‘You will never walk alone’ - Crash victim Errol Taylor gets cheerful send-off
Kermith Lawrence wondered aloud how his brother, Errol Taylor, despite his smarts, found it possible to support Liverpool Football Club.
After all, Lawrence supports Chelsea Football Club, and would not contemplate touching the red of Liverpool. However, Thursday was an exception. Liverpool’s motto was appropriate for the moment. ‘You will never walk alone,’ Lawrence recited as he gently laid a Liverpool scarf on the chocolate-coloured coffin bearing Taylor’s remains at his funeral held at the Hagley Park Seventh-day Adventist Church in St Andrew.

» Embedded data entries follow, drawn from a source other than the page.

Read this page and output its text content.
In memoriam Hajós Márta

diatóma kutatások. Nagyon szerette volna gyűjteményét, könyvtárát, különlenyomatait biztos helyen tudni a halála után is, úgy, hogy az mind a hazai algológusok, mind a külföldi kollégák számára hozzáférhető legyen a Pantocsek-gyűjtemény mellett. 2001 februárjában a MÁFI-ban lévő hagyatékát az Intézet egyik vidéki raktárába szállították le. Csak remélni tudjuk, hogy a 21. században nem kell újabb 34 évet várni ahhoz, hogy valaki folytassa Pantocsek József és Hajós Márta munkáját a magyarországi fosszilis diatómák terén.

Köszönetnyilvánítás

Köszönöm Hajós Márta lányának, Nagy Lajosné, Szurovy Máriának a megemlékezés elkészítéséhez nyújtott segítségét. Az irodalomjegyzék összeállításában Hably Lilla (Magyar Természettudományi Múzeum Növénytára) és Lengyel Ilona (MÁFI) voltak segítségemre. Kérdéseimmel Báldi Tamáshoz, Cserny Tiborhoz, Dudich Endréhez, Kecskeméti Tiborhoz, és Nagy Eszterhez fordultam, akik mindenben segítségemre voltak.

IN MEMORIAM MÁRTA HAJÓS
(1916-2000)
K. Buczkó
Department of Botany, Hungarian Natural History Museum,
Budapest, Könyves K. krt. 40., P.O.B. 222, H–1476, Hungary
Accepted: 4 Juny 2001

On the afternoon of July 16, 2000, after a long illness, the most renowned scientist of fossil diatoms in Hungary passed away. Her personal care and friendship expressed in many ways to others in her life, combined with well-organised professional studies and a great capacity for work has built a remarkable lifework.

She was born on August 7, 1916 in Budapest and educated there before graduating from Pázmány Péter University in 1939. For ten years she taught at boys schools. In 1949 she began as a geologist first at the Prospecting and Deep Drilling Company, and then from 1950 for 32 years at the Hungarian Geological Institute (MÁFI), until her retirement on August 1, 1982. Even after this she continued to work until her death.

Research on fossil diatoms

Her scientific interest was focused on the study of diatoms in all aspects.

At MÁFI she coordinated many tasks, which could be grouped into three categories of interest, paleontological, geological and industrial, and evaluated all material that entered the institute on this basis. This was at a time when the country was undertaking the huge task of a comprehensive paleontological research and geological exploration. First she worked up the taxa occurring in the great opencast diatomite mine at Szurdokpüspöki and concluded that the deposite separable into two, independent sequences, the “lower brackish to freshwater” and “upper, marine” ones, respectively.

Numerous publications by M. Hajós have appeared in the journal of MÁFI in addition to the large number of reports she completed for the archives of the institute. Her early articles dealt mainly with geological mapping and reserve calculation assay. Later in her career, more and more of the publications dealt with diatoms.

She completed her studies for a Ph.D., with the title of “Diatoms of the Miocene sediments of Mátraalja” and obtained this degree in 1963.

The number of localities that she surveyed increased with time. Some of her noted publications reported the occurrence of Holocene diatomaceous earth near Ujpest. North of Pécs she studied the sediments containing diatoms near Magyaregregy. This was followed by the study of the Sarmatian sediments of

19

He said that it was almost sacrilegious to touch Liverpool memorabilia, and admitted that he briefly flirted with the idea of supporting ‘the Reds’ in honour of his brother, but he quickly came to his senses and decided against it.
“My brother was all that and much more,” said Lawrence in a riveting and engaging tribute.

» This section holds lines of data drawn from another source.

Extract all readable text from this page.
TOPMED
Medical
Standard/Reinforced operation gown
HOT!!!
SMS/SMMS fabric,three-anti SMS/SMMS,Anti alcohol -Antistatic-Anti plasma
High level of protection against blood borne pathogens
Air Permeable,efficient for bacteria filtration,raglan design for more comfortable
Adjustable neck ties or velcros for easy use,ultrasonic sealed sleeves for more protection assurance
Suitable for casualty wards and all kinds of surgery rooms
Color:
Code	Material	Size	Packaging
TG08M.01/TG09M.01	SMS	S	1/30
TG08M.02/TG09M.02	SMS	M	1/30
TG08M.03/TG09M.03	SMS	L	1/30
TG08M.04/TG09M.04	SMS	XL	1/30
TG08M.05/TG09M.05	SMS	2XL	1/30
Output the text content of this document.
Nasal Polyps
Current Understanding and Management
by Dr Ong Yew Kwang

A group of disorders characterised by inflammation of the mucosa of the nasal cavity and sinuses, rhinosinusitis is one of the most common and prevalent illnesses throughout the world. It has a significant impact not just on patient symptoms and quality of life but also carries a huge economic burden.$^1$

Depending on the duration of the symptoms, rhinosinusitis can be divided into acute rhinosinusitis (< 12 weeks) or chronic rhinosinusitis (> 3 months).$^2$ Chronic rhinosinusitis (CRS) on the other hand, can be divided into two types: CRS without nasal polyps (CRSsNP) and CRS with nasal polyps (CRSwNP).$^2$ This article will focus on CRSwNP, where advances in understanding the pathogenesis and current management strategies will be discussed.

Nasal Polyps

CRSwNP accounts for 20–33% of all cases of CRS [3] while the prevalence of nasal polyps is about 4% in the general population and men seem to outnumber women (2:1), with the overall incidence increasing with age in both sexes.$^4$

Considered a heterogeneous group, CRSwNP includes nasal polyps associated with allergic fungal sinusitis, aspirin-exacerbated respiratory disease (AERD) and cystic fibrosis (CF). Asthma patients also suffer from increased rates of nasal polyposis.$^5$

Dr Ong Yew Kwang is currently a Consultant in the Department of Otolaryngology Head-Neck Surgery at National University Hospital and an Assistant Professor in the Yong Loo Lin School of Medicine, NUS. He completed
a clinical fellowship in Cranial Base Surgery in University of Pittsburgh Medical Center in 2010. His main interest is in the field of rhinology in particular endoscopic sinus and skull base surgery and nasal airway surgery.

The 61-year-old Taylor was one of three persons who died in a horrific two-vehicle crash in Albion, St Thomas, on April 24. Speaker after speaker remembered him as a math genius, a lover of people and a silent giant. He enjoyed football and considered himself a sound defender, and enjoyed being a horse racing punter.

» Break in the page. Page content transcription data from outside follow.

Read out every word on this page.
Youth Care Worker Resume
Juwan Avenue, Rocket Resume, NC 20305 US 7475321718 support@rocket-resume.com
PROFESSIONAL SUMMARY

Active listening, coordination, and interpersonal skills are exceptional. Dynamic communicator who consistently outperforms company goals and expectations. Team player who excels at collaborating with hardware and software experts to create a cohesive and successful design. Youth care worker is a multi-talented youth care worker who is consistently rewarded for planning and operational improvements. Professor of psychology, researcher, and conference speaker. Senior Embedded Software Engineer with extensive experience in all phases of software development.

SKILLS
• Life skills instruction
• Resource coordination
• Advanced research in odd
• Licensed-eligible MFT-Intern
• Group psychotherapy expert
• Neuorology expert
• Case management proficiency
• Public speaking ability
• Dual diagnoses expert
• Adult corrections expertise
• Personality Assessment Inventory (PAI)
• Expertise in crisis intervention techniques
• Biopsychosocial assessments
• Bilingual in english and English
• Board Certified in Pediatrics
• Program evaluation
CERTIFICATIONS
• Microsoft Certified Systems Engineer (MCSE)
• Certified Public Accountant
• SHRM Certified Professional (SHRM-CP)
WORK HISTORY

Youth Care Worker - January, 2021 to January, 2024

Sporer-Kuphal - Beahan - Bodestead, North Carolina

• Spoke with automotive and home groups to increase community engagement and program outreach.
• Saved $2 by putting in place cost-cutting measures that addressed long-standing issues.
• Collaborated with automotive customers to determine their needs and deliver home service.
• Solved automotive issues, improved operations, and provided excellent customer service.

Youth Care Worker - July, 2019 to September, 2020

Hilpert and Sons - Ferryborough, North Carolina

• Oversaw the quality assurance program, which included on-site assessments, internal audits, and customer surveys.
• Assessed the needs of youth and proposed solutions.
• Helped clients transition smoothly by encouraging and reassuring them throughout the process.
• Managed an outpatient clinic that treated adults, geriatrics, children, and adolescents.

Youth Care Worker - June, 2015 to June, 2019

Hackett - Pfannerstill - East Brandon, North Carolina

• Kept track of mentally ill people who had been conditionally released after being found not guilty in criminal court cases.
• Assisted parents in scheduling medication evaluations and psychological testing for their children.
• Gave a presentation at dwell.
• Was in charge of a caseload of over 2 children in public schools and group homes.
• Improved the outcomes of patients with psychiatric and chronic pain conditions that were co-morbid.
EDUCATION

Born to Nora Service and Lynval Taylor on June 12, 1961, Taylor grew up in Mongrave, a small district near Bog Walk in St Catherine.
Among persons delivering tributes was renowned percussionist Bongo Herman. He described Taylor as a clean-hearted man with a brilliant mind. He said he could have been the minister of finance.
The musician led mourners through a lively session of praise, remixing songs such as I Shall Wear a Crown and My Home is in Heaven, making Taylor the subject of the chorus. Another stirring musical tribute came from Daniel John Jackson, who raised the roof of the church with his rendition of To God Be The Glory.
Noel Morgan, who attended Kingston Technical High School with Taylor, shared how his life was transformed because of his friend’s intervention. Morgan, who was deputy head boy at the time, was acing all subjects except mathematics, in which he was getting below par grades. The mathematics teacher, incensed by Morgan’s seeming inability to understand the subject, chased him out of class.
Taylor, he said, took him on as a project and taught him mathematics. It was a move that paid dividends. Morgan got an A in GCE and a grade 2 in CXC.
Winsome, the eldest of Taylor’s two sisters, found it hard to pen a tribute. In the bit that she managed to write, she said that he paced himself as he went about his business and dedicated his love and kindness through his selfless deeds.
She said that he was never in a rush, always pacing himself when he walked, which is in stark contrast to the way his fruitful life was brought to a premature end due to the actions of speeding drivers.
Taylor, an accountant, is survived by his mother, Nora; daughters Tiffany and Jodi-Ann, son, Andre, sisters Winsome and Terry-Ann, brothers Delroy, Michael, Carbeth and Kermith, and other relatives and friends.